のん、監督・主演映画『Ribbon』を語る
のんが監督・主演を務める映画「Ribbon」の劇場公開が決定した。のんが監督を務めるのは、2019年に公開されたYouTube Original「おちをつけなんせ」に続いて2作目。今作「Rebbon」でのんは、コロナ禍により卒業制作の発表の場を奪われ、自分のやるべきことを見つけだせずに葛藤する美大生“いつか”を演じている。撮影/コザイリサ
スタイリスト/町野泉美
ヘアメイク/菅野史絵
ライブ中止の決断に感じた悔しさ
――ご自身が監督・主演を務める映画『Ribbon』ですが、製作のきっかけはコロナだったとか?のん:はい、完全にそうですね。2月29日に『のんフェス2(NON KAIWA FES vol.2)』の開催を予定していて、緊急事態宣言前ではあったのですが、中止するか続行するかを委ねられて。

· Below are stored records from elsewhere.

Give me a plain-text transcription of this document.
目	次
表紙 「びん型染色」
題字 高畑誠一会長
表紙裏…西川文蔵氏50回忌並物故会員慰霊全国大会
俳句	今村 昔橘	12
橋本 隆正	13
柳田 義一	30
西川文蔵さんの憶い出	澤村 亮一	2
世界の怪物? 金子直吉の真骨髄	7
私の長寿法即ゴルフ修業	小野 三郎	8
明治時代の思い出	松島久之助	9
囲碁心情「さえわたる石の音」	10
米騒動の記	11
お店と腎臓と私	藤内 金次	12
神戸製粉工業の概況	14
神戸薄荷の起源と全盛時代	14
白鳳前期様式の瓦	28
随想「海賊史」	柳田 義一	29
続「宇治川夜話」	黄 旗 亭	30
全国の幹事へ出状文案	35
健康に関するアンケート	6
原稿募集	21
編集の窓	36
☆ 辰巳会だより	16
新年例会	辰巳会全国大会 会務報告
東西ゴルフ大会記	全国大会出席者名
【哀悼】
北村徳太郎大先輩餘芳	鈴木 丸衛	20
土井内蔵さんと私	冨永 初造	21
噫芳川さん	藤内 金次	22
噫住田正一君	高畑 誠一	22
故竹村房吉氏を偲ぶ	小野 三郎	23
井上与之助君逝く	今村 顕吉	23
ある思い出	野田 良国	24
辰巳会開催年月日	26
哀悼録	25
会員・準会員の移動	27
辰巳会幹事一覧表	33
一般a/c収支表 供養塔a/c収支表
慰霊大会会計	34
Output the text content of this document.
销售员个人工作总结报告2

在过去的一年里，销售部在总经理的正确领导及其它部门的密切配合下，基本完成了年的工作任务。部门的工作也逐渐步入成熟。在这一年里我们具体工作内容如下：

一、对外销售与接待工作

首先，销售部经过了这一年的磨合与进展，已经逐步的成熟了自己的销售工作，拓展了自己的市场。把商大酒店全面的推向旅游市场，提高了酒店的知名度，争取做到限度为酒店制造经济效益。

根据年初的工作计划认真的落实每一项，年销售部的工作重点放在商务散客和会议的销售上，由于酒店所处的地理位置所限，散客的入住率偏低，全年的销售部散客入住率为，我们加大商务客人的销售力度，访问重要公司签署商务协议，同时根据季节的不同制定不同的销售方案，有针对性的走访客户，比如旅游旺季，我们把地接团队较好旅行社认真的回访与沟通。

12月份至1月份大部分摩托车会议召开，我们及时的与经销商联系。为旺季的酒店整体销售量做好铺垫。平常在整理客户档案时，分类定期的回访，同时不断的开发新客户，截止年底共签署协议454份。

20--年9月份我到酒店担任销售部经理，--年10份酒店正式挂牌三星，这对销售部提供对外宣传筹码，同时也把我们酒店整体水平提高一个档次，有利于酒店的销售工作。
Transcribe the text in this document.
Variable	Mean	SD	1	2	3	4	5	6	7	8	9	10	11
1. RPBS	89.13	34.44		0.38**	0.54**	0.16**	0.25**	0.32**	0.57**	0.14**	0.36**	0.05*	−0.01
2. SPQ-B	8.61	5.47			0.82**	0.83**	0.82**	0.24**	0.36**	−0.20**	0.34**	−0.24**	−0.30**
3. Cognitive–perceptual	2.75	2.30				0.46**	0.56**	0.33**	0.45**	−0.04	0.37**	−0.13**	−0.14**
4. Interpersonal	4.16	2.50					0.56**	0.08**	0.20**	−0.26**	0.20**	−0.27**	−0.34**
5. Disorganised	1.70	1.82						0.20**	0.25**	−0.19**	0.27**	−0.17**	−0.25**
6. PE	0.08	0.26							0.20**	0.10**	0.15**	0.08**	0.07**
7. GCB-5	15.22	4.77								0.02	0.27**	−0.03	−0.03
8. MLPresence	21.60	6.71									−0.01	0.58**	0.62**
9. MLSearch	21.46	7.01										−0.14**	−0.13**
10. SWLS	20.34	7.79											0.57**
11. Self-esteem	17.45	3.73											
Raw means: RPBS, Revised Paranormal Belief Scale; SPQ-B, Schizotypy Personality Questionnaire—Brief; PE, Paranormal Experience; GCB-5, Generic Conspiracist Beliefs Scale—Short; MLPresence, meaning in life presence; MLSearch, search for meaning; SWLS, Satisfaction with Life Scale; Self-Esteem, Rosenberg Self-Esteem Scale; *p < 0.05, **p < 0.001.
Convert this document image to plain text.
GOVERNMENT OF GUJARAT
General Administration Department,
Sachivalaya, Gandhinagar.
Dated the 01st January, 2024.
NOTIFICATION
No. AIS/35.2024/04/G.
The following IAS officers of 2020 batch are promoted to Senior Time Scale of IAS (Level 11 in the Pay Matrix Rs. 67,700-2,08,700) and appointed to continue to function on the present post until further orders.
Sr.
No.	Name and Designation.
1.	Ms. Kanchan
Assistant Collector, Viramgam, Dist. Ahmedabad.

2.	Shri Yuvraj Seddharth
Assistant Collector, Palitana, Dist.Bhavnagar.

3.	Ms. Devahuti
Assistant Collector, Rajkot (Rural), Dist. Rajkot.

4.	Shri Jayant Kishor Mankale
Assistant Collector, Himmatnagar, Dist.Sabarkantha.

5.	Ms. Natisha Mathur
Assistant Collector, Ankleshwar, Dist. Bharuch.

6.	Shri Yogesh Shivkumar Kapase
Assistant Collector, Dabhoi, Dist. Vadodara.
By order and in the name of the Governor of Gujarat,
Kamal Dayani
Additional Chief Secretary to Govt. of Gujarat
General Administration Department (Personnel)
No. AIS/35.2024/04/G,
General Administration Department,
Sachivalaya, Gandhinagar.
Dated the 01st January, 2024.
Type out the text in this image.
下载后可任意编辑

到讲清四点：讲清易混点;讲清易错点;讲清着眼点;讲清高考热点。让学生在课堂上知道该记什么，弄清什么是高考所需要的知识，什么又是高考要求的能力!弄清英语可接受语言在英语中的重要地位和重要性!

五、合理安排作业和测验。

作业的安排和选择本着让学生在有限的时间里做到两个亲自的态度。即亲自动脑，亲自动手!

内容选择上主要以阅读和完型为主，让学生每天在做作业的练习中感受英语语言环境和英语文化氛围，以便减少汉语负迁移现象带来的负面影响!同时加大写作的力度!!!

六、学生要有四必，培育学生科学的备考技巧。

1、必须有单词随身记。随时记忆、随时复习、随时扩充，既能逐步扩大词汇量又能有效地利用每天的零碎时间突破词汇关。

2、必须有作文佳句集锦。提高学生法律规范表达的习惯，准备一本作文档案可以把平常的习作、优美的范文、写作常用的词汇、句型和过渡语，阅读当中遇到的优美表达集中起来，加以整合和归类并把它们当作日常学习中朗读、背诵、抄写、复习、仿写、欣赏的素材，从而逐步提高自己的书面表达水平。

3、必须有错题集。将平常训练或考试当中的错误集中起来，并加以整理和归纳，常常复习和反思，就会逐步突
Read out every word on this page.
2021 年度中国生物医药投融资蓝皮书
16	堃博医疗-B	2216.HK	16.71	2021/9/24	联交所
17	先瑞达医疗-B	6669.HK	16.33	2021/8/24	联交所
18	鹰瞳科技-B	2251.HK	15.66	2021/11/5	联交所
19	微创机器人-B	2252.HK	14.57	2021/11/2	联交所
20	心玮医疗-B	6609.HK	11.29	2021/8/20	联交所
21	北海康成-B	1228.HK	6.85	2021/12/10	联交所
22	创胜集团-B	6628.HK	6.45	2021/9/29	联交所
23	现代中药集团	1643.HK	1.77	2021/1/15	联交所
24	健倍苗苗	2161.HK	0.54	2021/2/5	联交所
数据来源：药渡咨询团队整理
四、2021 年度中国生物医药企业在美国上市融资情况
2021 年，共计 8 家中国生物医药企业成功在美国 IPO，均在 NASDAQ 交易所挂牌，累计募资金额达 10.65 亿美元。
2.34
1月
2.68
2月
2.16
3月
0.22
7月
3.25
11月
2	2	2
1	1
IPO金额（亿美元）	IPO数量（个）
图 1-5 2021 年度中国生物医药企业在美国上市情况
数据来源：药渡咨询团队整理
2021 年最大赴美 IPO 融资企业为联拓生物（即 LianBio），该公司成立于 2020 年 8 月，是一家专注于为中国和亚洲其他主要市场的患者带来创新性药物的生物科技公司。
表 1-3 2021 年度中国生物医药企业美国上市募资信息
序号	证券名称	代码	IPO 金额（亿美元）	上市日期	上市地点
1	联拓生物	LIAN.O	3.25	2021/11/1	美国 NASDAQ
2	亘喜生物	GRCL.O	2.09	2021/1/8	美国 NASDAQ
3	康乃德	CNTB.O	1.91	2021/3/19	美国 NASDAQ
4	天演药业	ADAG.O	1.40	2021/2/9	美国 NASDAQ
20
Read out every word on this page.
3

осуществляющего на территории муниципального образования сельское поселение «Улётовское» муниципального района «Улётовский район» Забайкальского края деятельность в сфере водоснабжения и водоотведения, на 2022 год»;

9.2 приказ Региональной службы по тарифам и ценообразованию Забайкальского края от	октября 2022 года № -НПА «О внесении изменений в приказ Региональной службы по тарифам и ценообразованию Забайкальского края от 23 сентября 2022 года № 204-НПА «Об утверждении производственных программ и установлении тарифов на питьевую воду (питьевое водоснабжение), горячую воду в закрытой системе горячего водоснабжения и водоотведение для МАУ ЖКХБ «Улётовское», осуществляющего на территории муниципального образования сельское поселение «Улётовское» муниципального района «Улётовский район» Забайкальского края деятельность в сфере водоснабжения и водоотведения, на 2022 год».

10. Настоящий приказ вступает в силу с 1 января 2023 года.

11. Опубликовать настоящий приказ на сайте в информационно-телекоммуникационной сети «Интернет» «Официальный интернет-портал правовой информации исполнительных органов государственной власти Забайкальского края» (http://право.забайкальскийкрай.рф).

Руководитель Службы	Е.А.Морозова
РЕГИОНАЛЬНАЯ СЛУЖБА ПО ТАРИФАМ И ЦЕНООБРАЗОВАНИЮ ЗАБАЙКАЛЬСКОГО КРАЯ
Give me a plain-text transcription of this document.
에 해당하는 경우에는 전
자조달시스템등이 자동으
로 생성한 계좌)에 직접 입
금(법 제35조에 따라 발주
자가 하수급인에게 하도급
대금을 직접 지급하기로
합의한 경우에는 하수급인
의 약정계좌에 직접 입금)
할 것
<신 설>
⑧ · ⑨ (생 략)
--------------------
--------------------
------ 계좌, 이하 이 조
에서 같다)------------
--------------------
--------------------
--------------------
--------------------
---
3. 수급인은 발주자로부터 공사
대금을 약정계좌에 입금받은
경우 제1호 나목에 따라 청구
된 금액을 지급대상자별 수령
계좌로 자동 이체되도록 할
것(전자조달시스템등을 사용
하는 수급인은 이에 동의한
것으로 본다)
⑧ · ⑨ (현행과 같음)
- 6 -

――ちょうど同じ日に東京事変の復活ライブが決まっていて、予定通り行うことを発表したんですよね。バンドの決断を支持するファンがいる一方で、コロナの感染拡大を懸念する声も上がっていました。
のん:そうなんです。そんななか、私は中止するという決断をしたんですけど、自分の主催するライブに自分で中止の判断を下したことにショックを受けてしまって……。
そして自粛期間に入って、女優の仕事もすべてがストップして。まず、リボンを使った映像を撮りたいってアイデアが浮かんで、最初の3〜4日は寝てばかりだったんですけど(笑)、だんだんこうしていられない、何かを作りたいって気持ちが湧いてきて、アイデアを形にしようと脚本を書き始めました。
――なぜ美術を題材にし、美大生を主人公にしようと思ったんですか?
のん:私自身、絵を描くってこともそうですし、もともとは美大に行きたかったこともありますね。美術大のオープンキャンパスに参加したこともありました。

主人公は何をしている人にしようかなと考えたときに、会社員でもないし、高校生だと……私27歳だし(笑)、じゃあ大学生かなと。それで、大学生でも美大生だったら自分にもできるかなって考えて。
緊急事態宣言が発出されて、美大生は何をしているんだろうって思って調べたら、美大生の方たちにもショックなことがあったんだってことがわかって……。
――卒展ができないなどの影響があったようですね。今回、実際に美大の生徒さんたちに取材をされたとお聞きしました。
のん:だいぶ脚本を書き進めている段階ではあったんですけど、全国の美大が集まって『見のがし卒展』という展示会をやっていたんですね。最終日に行けたんですけど、会場に作品を出展していた生徒さんたちが集まって、多摩美の先生もいらっしゃって、それでお話を伺いました。いきなり行って、「すみません、突然。お話聞けますか?」って。そうしたら、快く話の場をセッティングしてくださって、がっちり取材させていただきました。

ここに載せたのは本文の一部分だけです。